In a sidebar, Flynn touches on the teaching of one emerging-church pastor who was ousted from an Austin megachurch:
When he was an associate pastor at Riverbend, a West Austin megachurch, Rick Diamond remembers trying to convey the humanness of Jesus during a Bible study. Jesus was flesh and blood, Diamond told the group. He got sweaty; he went to the bathroom. Just like everyone else.
After the session, a man accosted him, seething, and said, “Jesus did not go to the bathroom.” It occurred to Diamond that, for this man, Jesus needed to stay abstract. And it occurred to Diamond — not for the first time — that he wasn’t comfortable where so many believed Jesus wasn’t real.
And here is the section of the main article that briefly mentions theological issues:
Gateway pastor John Burke wrote a book, “No Perfect People Allowed,” that has resonated with many ministers seeking to reach people who wouldn’t normally set foot in a church.
Though Burke’s writings deal with Emergent Church themes — his church is hosting a conference on the subject this fall — he says he isn’t casting doubt on basic Christian doctrine the way some emerging Christians do. The church, he said, must tend to what’s broken by opening its arms to sexual abuse victims, drug addicts, homosexuals and nonbelievers, giving them a place to ask hard questions about faith and helping them heal.
Who are these emerging Christians challenging basic Christian doctrine? And what is considered basic Christian doctrine these days anyway? The Nicene Creed? Then again, Flynn could have just asked the tmatt trio, or some version of it.
It’s challenging to write about the theological beliefs of these emerging churches. Many seem embarrassed that they maintain some traditional teachings and practices, but will robustly proclaim their belief that Jesus Christ was raised from the dead and that the Bible is the inerrant word of God (determining which parts are symbolic is another matter).
It would have been helpful if Flynn worked out these views in a sidebar or touched on the subject when introducing those who believe the emerging church movement is 21st-century philosophical relativism. The criticisms of the movement are more complex than that, and the movement can’t be defined as a bunch of theological mushiness.
As Scot McKnight writes in a Christianity Today piece on the subject, emerging church types tend to believe that how a person lives is more important than what that person believes.

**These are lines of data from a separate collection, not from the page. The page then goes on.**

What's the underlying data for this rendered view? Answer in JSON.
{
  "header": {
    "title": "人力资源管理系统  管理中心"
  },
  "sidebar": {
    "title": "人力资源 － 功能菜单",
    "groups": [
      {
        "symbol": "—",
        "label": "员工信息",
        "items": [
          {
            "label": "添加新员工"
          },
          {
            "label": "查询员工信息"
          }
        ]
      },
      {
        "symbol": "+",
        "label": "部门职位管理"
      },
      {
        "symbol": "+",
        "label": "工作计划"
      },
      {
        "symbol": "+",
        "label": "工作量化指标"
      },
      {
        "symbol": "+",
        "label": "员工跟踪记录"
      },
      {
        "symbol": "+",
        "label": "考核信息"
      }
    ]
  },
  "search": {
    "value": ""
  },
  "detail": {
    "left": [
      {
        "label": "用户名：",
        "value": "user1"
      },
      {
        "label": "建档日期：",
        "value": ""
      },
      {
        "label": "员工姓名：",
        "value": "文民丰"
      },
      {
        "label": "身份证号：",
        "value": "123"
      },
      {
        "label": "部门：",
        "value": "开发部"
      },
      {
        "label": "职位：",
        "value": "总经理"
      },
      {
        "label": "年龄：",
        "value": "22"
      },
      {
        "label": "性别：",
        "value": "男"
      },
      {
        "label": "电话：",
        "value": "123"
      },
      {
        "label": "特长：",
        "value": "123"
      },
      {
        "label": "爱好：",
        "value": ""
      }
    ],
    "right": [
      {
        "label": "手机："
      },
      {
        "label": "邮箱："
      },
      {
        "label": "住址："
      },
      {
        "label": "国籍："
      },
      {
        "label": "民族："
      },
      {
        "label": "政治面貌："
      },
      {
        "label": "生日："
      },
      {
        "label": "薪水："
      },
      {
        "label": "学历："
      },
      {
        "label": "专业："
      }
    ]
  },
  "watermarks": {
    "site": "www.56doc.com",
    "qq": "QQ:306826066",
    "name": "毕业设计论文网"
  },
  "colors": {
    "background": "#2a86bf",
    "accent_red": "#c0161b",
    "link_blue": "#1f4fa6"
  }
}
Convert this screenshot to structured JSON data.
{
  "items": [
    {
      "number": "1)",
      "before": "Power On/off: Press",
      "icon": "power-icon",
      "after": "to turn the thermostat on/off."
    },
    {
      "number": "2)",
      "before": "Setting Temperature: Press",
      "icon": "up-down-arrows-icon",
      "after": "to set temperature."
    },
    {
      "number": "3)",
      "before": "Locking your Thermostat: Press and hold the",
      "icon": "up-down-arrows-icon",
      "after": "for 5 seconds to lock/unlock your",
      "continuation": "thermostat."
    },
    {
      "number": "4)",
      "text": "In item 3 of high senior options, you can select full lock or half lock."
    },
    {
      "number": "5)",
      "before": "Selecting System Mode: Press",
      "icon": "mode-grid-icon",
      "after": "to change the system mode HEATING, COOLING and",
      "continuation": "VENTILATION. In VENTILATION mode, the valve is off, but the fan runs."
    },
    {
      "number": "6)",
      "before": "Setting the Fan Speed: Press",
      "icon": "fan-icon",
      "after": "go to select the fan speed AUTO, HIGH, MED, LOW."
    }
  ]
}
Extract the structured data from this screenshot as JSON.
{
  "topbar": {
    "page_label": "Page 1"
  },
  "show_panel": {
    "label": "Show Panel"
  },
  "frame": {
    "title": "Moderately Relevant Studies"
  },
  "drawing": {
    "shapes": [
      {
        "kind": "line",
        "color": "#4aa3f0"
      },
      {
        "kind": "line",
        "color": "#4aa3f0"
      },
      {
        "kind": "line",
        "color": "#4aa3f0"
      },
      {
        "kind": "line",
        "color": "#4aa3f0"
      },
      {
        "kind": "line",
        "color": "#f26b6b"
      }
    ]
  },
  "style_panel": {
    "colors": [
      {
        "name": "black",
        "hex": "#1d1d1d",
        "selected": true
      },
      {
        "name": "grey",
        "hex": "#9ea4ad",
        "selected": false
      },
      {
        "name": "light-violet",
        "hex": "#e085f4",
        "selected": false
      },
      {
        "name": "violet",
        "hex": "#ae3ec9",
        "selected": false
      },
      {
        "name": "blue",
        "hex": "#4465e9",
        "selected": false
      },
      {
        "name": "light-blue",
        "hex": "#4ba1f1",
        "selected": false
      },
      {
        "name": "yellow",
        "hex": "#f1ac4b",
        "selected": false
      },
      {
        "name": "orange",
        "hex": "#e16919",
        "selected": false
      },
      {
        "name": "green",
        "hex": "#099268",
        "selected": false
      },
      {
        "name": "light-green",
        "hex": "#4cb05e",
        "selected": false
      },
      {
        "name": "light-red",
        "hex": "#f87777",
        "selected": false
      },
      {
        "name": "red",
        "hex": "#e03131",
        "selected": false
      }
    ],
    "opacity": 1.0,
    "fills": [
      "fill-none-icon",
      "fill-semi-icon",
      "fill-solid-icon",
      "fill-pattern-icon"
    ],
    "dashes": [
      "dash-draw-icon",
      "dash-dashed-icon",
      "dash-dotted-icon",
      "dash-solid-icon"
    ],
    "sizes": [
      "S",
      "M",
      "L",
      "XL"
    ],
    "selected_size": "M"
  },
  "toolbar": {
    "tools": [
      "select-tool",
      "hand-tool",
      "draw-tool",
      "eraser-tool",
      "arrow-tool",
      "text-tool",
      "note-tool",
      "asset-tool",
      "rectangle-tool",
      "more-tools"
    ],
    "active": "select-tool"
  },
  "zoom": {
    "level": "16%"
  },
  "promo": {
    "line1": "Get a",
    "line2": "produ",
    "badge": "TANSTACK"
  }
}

Now that’s an interesting belief.
Note to those wishing to comment: It’s great that Flynn was able to publish such a long story on what is a fairly controversial subject. In keeping with the mission of this blog, keep your comments focused on Flynn’s stories — what aspects you liked and what aspects you thought were missing. There will be no theological snipping on this post. There are other blogs for that discussion.